By Volunteer Mitali Kulkarni, FHI Mumbai
All countries where women are empowered, those countries are called developed nations. Countries where women are not empowered are called developing and underdeveloped nations – says the real Pad-man of India, Mr. Arunachalam Muruganantham.
A 2014 report by the NGO Dasra titled ‘Spot On!’ found that nearly 23 million girls drop out of school annually due to lack of proper menstrual hygiene management facilities. As per National Family Health Survey 2015-16 (NFHS-4) conducted among girls in the age group of 15-24 years in India, only 58% girls use a hygienic method of menstrual protection (which includes locally prepared napkins, sanitary napkins or tampons as opposed to old pieces of cloth, socks and sand). Due to lack of awareness, unavailability of functional toilets, or even the overall hush-hush treatment given to something which is a normal bodily function, many young girls do not have access to the most basic hygienic requirement.
However, even on an individual level if we try to open up, create a dialogue, encourage others to talk about menstruation and successfully bid adieu to the shame or discomfort that instantly shows up on a young girl’s face when asked about her periods then it would be the first step towards breaking the ice.
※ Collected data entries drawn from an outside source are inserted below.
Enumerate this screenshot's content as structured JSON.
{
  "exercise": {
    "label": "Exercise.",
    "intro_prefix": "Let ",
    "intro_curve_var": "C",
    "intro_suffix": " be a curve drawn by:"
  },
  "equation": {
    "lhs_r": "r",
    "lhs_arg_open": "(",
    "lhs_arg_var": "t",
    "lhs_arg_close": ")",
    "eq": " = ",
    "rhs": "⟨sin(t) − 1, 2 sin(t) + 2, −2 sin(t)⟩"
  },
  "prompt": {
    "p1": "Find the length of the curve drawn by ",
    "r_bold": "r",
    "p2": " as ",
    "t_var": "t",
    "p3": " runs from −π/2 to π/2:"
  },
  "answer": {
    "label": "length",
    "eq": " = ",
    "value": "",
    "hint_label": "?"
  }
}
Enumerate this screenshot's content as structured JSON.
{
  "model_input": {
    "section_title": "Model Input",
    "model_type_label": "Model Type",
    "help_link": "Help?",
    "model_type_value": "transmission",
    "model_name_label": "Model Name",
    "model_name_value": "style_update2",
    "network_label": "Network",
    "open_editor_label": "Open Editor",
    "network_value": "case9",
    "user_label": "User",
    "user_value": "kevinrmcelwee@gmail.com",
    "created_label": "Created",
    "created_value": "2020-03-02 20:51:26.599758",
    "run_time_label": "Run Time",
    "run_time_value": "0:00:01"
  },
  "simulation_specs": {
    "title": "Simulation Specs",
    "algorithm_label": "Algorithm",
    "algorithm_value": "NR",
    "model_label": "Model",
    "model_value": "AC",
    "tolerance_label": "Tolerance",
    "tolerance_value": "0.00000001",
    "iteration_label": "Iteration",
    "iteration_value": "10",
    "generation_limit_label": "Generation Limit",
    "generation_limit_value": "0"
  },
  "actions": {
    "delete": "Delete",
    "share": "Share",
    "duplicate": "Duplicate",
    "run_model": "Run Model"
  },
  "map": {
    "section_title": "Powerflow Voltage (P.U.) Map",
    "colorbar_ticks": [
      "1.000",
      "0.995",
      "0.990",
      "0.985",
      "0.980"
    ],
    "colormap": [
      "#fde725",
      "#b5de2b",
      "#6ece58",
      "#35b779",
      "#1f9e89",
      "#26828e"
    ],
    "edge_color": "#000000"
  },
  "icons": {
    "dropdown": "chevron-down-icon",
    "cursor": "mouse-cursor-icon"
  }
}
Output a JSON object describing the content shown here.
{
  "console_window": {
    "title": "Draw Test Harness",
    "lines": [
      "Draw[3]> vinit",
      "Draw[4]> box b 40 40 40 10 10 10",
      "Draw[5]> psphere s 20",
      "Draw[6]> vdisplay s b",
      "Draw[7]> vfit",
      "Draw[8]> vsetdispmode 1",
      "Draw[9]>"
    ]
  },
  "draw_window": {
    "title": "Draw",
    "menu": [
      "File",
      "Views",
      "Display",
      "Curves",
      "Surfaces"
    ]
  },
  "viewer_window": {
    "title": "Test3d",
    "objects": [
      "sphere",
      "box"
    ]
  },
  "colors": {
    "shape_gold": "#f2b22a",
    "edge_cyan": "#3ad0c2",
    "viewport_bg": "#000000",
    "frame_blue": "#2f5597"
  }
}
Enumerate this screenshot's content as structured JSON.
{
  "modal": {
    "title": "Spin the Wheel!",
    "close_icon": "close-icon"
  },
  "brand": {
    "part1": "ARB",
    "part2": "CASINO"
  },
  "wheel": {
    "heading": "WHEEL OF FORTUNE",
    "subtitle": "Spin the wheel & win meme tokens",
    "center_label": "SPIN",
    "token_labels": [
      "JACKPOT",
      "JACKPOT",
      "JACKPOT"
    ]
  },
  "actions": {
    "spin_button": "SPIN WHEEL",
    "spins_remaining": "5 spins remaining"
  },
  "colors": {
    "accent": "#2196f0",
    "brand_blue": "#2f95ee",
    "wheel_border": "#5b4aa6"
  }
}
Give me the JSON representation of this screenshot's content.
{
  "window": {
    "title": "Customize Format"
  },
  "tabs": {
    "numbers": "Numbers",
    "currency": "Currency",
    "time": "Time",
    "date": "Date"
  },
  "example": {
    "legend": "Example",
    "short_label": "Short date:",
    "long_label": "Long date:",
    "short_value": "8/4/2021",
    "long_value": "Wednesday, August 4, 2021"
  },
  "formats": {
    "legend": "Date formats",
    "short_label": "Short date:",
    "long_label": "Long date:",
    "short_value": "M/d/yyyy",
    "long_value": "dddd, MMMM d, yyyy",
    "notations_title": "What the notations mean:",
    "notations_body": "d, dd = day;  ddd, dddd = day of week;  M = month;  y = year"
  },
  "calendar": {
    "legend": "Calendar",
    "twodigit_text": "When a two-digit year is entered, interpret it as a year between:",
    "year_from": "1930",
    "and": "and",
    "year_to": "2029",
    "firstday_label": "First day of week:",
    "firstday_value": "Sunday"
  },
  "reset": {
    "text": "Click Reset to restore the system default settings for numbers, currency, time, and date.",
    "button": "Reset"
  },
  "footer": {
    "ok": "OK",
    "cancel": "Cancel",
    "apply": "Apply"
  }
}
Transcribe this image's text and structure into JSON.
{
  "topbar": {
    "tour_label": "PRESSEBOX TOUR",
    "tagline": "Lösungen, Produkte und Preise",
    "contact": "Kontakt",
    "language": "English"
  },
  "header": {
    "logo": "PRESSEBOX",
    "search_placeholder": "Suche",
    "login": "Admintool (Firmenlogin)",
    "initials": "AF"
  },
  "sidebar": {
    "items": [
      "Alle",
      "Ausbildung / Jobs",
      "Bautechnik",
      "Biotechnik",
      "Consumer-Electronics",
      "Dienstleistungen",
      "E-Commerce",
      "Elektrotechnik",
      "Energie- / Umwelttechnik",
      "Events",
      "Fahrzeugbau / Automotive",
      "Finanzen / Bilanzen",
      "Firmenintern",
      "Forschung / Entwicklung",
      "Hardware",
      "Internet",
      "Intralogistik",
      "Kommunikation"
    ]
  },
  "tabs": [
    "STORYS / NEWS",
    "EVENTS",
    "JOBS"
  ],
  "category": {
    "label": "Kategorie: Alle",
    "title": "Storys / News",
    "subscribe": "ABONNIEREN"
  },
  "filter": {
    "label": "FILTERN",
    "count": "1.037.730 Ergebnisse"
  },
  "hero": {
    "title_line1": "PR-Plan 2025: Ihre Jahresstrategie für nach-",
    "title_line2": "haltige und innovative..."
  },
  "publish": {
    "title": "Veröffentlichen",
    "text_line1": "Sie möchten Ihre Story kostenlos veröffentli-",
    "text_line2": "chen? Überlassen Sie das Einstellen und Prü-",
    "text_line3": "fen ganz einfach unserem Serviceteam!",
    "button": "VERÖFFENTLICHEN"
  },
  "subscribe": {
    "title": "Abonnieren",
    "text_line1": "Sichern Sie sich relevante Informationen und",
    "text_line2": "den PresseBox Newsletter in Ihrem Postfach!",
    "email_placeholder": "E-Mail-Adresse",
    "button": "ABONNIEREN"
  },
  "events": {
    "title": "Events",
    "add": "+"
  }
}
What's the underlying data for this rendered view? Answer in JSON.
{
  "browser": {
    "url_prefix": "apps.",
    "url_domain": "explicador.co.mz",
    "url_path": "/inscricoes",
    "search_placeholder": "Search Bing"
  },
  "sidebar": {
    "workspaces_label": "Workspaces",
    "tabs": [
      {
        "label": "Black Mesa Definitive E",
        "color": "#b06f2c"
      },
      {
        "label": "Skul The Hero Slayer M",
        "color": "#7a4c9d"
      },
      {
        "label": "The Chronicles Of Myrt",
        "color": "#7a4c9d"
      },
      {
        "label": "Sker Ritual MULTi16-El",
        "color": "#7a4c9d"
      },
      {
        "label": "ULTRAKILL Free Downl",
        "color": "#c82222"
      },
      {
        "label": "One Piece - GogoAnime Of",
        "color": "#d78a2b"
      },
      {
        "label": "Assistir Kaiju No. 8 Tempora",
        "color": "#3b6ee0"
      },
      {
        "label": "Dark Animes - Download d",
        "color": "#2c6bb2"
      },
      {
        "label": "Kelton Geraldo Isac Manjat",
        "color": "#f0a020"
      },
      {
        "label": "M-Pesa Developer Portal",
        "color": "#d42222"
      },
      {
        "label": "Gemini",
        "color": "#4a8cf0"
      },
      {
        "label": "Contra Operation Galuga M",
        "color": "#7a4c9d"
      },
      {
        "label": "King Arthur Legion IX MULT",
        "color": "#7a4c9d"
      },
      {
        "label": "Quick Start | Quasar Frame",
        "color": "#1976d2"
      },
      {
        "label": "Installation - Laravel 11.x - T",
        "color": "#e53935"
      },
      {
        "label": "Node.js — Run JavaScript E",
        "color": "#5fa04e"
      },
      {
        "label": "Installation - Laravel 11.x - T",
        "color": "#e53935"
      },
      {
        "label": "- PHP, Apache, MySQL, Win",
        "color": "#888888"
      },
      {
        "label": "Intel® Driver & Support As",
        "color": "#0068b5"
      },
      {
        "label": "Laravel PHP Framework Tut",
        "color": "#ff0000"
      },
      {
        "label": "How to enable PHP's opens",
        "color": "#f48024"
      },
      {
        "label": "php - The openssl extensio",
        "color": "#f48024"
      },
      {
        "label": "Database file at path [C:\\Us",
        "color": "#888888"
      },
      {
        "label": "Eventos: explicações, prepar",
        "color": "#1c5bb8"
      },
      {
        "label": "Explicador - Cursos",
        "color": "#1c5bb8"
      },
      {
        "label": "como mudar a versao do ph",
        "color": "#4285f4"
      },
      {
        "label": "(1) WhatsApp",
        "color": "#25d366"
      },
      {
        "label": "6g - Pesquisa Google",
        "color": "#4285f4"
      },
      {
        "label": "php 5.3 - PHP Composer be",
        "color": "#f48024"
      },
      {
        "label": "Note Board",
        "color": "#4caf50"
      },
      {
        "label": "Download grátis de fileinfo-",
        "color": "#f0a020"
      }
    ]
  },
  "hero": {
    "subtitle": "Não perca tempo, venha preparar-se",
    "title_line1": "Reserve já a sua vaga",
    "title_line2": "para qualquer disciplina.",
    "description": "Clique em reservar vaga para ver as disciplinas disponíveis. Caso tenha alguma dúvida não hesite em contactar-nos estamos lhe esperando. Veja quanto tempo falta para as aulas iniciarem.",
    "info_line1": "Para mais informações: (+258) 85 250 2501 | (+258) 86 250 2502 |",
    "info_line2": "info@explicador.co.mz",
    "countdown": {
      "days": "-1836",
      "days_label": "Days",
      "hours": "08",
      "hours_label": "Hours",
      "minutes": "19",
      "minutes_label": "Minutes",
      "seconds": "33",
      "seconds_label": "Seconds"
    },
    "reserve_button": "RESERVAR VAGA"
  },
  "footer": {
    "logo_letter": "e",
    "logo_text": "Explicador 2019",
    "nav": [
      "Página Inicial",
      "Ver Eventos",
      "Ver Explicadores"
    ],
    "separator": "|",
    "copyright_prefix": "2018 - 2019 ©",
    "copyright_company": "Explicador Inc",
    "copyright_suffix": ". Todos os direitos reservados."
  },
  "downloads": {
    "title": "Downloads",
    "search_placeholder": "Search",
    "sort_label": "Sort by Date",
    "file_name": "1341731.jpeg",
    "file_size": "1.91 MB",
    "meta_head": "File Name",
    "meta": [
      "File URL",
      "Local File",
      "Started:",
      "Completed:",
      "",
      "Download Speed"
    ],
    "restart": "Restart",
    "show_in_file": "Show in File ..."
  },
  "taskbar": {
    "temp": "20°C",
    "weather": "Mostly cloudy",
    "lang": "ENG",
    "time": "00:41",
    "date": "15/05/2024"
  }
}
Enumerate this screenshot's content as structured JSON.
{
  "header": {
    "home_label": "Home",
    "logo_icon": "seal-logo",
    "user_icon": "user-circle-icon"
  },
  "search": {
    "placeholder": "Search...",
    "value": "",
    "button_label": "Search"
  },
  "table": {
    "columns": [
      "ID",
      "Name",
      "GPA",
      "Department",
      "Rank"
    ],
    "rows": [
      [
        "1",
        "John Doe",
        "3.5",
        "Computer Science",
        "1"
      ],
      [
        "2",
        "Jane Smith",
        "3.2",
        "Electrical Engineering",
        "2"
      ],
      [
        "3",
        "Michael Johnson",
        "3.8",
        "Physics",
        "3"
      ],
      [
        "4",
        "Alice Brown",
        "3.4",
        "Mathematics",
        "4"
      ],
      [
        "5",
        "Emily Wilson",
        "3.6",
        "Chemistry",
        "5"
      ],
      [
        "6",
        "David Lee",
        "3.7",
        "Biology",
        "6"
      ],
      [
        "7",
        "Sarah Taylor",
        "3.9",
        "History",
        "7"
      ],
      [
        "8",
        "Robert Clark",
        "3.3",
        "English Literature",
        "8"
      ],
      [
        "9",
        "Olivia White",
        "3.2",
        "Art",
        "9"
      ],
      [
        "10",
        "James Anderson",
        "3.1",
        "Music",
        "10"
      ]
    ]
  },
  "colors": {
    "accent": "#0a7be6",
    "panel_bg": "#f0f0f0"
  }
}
We as a community need to be involved to bring about this change. Which means that not only girls but even boys should be made aware about menstruation. By being ignorant towards it, a big part of the community which can actually bring about some change at even the household level is missing out on contributing towards the betterment of their female counterparts at home, schools or workplaces. Talking about menstruation would no longer be considered as a taboo if people, irrespective of their gender, speak openly about it. One such example is that of a boy from Uttar Pradesh who has started an NGO called ‘My PadBank’ which works towards menstrual hygiene management.
We have a platform wherein we are able to connect with adolescents and interact with them. A questionnaire would be helpful to understand whether the children in the age group of 11-15 years at the organizations we work with are made aware about menstruation. Normal questions would include whether they have learned about periods, how to use and dispose sanitary products, whether there is awareness about how it has an impact on their health and overall well-being. We can prepare informative videos which could be shared with the girls to educate them and they can also share their doubts, fears or experiences with our volunteers.
One of the reasons that girls drop out of schools post commencement of menstruation is the high cost of sanitary products. Government in its efforts to encourage good menstrual hygiene practices has assured availability of sanitary pads at Janaushadhi Kendras across the country at a price of Re. 1 each. There are also NGOs which are actively contributing by making available sanitary products by collecting the pads from people who wish to contribute and distributing them among marginalized sections. ‘Menstrupedia Comic’ is an innovative approach by an NGO based in Ahmedabad which is a specially designed informative comic for young girls to help them learn about periods. These are available in digital as well as print versions and are being distributed among schools and NGOs across India and overseas too.
28th May is celebrated as World Menstrual Hygiene day. We can mark the day each year and conduct one on one workshops with girls to learn about the difficulties they may be facing like not enough knowledge, hesitance in using the sanitary products available or any difficulty to access them. Volunteers can prepare their own testimonials about their experiences – like when did they first learn about menstruation, how they learned about it, any specific incidents which they would like to share. These testimonials would be helpful to encourage girls to share their own experiences.
As rightly said by James Baldwin, “The world changes according to the way people see it, and if you can alter, even by a millimeter, the way people look at reality, then you can change the world.” Having a conversation about menstruation may not be easy at first, given the deep rooted beliefs attached to it. But it is a small step I’m willing to take if it is going to make even one girl’s life easier. Period!